Another reason for this constraint is the increasing focus on data privacy and security. With the growing concern about data breaches and the misuse of personal data, organizations and individuals are becoming more cautious about sharing their data. This is making it more difficult to obtain the large amounts of data that are needed to train large language models.
Additionally, the cost of obtaining and storing the large amounts of data required to train these models can also become a constraint, especially for smaller companies and organizations. The cost of data storage, data privacy, and data security can become a significant obstacle to the training of large language models.
In conclusion, in 2023, data availability will become a constraint on the training of large language models. With the sheer amount of data required to train these models, the increasing focus on data privacy and security, and the cost of data storage, obtaining the necessary data to train these models will become increasingly challenging.
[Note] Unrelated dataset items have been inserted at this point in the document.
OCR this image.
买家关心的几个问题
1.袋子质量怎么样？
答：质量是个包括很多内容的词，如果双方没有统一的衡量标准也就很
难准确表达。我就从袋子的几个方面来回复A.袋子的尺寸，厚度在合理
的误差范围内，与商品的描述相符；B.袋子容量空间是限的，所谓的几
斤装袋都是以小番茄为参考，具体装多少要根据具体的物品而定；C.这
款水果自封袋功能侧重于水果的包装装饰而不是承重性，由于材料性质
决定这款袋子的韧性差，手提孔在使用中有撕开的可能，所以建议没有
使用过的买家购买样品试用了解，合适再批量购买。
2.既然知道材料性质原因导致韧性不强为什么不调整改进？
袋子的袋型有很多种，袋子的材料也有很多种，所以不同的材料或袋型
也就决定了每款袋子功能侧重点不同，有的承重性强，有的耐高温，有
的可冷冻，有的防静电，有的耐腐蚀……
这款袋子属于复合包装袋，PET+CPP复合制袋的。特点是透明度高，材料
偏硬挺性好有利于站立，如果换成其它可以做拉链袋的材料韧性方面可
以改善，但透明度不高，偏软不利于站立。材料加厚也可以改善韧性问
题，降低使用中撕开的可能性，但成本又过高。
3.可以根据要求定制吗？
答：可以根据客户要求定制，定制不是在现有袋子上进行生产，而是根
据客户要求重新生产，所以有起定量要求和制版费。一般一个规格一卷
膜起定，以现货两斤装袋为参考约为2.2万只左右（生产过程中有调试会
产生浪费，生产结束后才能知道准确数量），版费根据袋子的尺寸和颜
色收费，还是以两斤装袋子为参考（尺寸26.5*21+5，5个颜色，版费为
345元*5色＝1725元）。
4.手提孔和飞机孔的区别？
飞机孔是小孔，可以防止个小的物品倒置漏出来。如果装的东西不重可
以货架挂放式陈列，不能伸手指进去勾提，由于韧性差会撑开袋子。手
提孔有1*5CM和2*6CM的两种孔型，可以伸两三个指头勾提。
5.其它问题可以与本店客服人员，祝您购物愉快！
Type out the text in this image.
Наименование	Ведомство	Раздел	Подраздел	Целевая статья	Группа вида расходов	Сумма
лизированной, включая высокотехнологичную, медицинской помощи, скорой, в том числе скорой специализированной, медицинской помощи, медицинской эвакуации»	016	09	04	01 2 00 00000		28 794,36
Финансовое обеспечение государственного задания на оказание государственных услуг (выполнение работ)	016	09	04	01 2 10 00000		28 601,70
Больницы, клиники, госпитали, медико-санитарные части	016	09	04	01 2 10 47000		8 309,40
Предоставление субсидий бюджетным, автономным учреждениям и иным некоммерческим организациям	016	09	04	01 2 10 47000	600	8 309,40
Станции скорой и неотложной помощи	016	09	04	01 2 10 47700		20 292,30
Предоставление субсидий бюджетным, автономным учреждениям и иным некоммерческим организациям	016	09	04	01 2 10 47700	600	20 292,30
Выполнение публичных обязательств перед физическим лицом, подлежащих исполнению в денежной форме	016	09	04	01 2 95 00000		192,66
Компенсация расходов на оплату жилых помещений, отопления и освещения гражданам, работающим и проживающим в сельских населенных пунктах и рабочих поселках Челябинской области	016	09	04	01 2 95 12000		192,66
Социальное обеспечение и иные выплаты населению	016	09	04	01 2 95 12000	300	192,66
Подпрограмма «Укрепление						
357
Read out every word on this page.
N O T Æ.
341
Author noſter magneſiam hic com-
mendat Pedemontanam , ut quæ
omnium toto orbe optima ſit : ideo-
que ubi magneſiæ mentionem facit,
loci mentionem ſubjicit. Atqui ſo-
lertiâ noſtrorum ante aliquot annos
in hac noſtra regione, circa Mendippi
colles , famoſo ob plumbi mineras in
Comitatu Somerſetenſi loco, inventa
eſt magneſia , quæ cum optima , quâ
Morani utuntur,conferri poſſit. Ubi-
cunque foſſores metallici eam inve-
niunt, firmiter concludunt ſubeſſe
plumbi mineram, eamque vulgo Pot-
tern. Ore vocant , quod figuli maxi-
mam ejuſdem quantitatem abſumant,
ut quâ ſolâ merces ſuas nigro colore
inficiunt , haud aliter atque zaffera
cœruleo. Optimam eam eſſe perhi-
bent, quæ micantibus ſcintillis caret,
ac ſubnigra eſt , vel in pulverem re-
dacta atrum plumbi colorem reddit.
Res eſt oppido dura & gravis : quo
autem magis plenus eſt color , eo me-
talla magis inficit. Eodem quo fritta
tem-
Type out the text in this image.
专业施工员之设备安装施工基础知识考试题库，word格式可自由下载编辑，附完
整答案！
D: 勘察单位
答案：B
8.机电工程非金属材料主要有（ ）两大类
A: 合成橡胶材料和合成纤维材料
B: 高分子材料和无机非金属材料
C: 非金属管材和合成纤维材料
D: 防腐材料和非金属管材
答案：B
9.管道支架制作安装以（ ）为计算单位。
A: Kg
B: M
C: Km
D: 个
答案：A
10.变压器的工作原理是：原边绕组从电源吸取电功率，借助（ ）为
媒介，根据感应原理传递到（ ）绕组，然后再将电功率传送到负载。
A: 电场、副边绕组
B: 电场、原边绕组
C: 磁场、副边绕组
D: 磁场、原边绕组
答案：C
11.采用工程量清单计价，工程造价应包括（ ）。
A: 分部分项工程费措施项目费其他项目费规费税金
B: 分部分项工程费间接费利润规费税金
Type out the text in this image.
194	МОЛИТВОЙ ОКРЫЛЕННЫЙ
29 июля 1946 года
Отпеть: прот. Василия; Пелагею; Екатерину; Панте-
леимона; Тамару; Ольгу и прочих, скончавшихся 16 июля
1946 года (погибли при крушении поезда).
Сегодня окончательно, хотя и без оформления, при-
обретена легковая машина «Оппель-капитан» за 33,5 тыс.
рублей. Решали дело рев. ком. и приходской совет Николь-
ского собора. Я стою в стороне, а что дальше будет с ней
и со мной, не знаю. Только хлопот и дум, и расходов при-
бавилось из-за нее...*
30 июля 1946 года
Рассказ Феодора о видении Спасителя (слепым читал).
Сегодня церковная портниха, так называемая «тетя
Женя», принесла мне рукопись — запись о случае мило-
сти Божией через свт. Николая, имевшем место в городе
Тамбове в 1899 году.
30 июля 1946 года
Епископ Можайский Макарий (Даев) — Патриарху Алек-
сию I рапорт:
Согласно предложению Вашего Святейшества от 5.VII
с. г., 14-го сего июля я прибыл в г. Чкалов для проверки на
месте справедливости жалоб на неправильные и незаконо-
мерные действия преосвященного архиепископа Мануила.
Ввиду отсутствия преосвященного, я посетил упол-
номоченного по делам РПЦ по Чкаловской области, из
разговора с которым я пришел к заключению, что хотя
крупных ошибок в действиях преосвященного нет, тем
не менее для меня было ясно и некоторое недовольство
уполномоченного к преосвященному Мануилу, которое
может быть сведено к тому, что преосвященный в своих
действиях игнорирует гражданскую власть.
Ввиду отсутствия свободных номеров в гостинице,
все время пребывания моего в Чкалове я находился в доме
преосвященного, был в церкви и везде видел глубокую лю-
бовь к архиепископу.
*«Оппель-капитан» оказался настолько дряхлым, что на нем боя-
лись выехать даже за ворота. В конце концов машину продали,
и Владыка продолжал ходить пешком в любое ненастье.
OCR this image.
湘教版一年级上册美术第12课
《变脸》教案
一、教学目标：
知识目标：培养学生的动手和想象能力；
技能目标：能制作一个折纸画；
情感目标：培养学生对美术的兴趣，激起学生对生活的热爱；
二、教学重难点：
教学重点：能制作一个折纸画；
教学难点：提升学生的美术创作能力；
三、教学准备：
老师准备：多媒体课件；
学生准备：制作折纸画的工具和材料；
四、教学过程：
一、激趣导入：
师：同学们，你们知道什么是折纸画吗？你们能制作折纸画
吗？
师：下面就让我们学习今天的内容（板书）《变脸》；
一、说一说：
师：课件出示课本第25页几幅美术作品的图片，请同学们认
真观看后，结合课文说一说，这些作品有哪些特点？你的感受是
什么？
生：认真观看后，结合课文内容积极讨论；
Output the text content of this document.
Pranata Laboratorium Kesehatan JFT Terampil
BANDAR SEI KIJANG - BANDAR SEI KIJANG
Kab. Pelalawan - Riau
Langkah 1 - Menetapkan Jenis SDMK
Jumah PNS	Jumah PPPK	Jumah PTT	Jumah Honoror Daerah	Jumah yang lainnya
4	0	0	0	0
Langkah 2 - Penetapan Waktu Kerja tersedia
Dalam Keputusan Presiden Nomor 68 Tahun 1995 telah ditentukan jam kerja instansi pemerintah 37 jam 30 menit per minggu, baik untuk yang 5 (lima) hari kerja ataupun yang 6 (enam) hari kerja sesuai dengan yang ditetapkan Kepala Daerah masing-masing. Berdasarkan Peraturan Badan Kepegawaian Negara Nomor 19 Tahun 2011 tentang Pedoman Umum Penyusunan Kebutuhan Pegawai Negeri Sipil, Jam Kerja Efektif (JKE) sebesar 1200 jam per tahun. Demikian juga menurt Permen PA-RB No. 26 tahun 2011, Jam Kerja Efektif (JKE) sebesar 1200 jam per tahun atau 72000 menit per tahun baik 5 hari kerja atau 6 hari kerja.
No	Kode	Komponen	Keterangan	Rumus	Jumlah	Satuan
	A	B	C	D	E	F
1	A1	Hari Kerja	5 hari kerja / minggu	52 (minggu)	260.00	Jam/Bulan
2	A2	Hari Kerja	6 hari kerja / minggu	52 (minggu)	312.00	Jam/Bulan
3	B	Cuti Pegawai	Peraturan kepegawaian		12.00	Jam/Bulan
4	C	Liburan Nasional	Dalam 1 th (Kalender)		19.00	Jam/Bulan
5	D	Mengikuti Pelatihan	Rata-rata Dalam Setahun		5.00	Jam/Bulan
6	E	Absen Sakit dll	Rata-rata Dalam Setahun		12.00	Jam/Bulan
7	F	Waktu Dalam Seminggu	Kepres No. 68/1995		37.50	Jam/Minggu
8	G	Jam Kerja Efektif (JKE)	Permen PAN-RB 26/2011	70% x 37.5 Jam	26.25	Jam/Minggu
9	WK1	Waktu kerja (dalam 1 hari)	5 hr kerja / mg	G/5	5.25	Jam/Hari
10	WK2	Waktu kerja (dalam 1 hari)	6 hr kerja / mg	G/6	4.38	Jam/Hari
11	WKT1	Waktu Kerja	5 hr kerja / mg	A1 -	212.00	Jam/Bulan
Organizations and researchers will need to find ways to overcome this constraint in order to continue to develop and improve large language models. This could include developing techniques for training models on smaller amounts of data, finding new sources of data, or developing new data privacy and security measures.
GPT-4: 100 TRILLION PARAMETERS
Prediction 10: Data Science education will become more application-focused
Data science is a rapidly growing field that is becoming increasingly important in a wide range of industries. With the vast amounts of data being generated, it is essential that individuals and organizations have the ability to analyze and make sense of this data in order to make informed decisions. In 2023, we can expect to see a shift in data science education towards a more application-focused and outcome-oriented approach.
One of the main reasons for this shift is the increasing demand for data scientists who are able to apply their skills to real-world problems. Traditional data science education has often focused on teaching the technical aspects of the field, such as programming languages and statistical methods, rather than on how to apply these skills to solve real-world problems. This has led to a shortage of data scientists who are able to apply their skills to real-world problems.
In 2023, data science education will become more application-focused and outcome-oriented, with a greater emphasis on teaching students how to apply their skills to solve real-world problems. This will involve teaching students how to work with real-world data, how to use data to make predictions and how to communicate their findings to non-technical stakeholders. Additionally, this will also involve teaching students about the ethical implications of working with data and how to ensure that their work is transparent and trustworthy.
Another reason for this shift is the increasing focus on data science for decision-making. With the ability to make better decisions based on data, organizations are investing in data science education to improve their operations and gain a competitive advantage. Therefore, education will be geared towards teaching students how to use data to make predictions, how to communicate their findings to non-technical stakeholders and how to use data science in decision-making.
In conclusion, data science education will become more application-focused and outcome-oriented in 2023. With the increasing demand for data scientists who are able to apply their skills to real-world problems and the increasing focus on data science for decision-making, education will focus on teaching students how to apply their skills to solve real-world problems, use data to make predictions and communicate their findings to non-technical stakeholders. Additionally, ethics and transparency will be integrated throughout the curriculum to ensure that the future data scientists are responsible and trustworthy.